What Goes Around.
Witnesses on the long, murky Adeba Road would later describe the spectacle of Ajala’s theatrics like this: hands clasped atop his head, his chest bare and a wrapper tied loosely around his waist, he dashed down the road screaming, “Help me! Egbami!” at the top of his lungs beneath the drizzle of that cloudy morning.
Some witnesses considered Ajala a compound fool and simply continued their morning routines, unperturbed, as though his cries were as ordinary as the kukuruku of the chickens. Others, however, stepped onto their balconies, peered through their curtains, or craned their necks from their shops, puzzled by the reason for the charade.
As his cries grew louder, he first stopped at Miss Tura’s salon, which also served as her home, hammering against the metal container in a frenzy and pausing at intervals to catch his breath.
“Olólùfẹ́ mi! O dé jọ̀ọ́, mo ti dàrán! Just open the door!” he bellowed.
But the salon remained as quiet as a graveyard.
Everyone suspected Miss Tura was inside and silently cheered her silence. They wondered why he thought she would come to his rescue after his vehement refusal to support her and her five-year-old son, who was a striking image of him.
With no luck at Miss Tura’s salon, he ran deeper into the street.
“Help me, oh! Somebody help me!” he cried, splashing through puddles of stale water barefoot and kicking aside the innocent chickens in his path.
After about a kilometer and a half, witnesses said he stopped at Akanbi’s mechanic shop.
“Is Akanbi here?” he asked hurriedly to the first junior mechanic he saw.
“Akanbi! Akanbi!” he shouted, running through the junkyard.
But Akanbi was nowhere to be found.
Only the nagging of the mechanics could be heard as they reminded him that he was banned from the shop and that he was disturbing their peaceful morning.
The remaining spectators, however, thought it foolish for him to consider Akanbi’s shop. Had he suddenly forgotten that this very mechanic yard was the same plot of land he had secretly sold from under his brother Akanbi? Had he forgotten the trouble Akanbi went through to get it back?
They simply marveled at his sheer folly.
With another dead end behind him, Ajala burst out of the shop and was met with the guffaws of his neighbors on Adeba Road.
“Oga! Oga! He is here!” one of them shouted into the now bustling street.
But the laughter quickly turned to eager watching when four hefty thugs appeared at the edge of the mechanic yard and released two brute dogs after him.
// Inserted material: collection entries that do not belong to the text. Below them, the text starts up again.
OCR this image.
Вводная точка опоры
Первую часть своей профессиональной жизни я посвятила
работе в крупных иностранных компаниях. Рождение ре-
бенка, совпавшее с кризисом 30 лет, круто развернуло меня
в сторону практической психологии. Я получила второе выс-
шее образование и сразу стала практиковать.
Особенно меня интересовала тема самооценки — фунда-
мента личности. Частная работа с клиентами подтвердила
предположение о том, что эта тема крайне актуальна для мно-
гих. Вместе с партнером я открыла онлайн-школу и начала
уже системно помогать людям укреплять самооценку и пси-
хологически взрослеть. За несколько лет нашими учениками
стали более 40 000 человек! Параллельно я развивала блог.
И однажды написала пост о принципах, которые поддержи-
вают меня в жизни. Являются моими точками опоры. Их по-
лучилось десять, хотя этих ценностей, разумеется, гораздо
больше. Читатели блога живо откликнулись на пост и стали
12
Everyone watched as Ajala sprinted farther down the street, his wrapper gone now, torn away in the struggle to escape.
“Ewooo! Oluwa, ṣàánú!” he screamed as he ran.
That night, the moon found the witnesses lying awake in their beds, wondering who might have sent the thugs and what Ajala could have done to deserve such humiliation.
But the answer lived quietly on the street. With the Baale and with Ashabi the meat seller.
Ashabi, who had sold meat on Adeba Road long before the streets had names. Ashabi, who lay in bed each night asking God the reason for his bad luck.
An old man who only wanted to teach his second son a lesson for stealing his goats, the only source of his livelihood and happiness.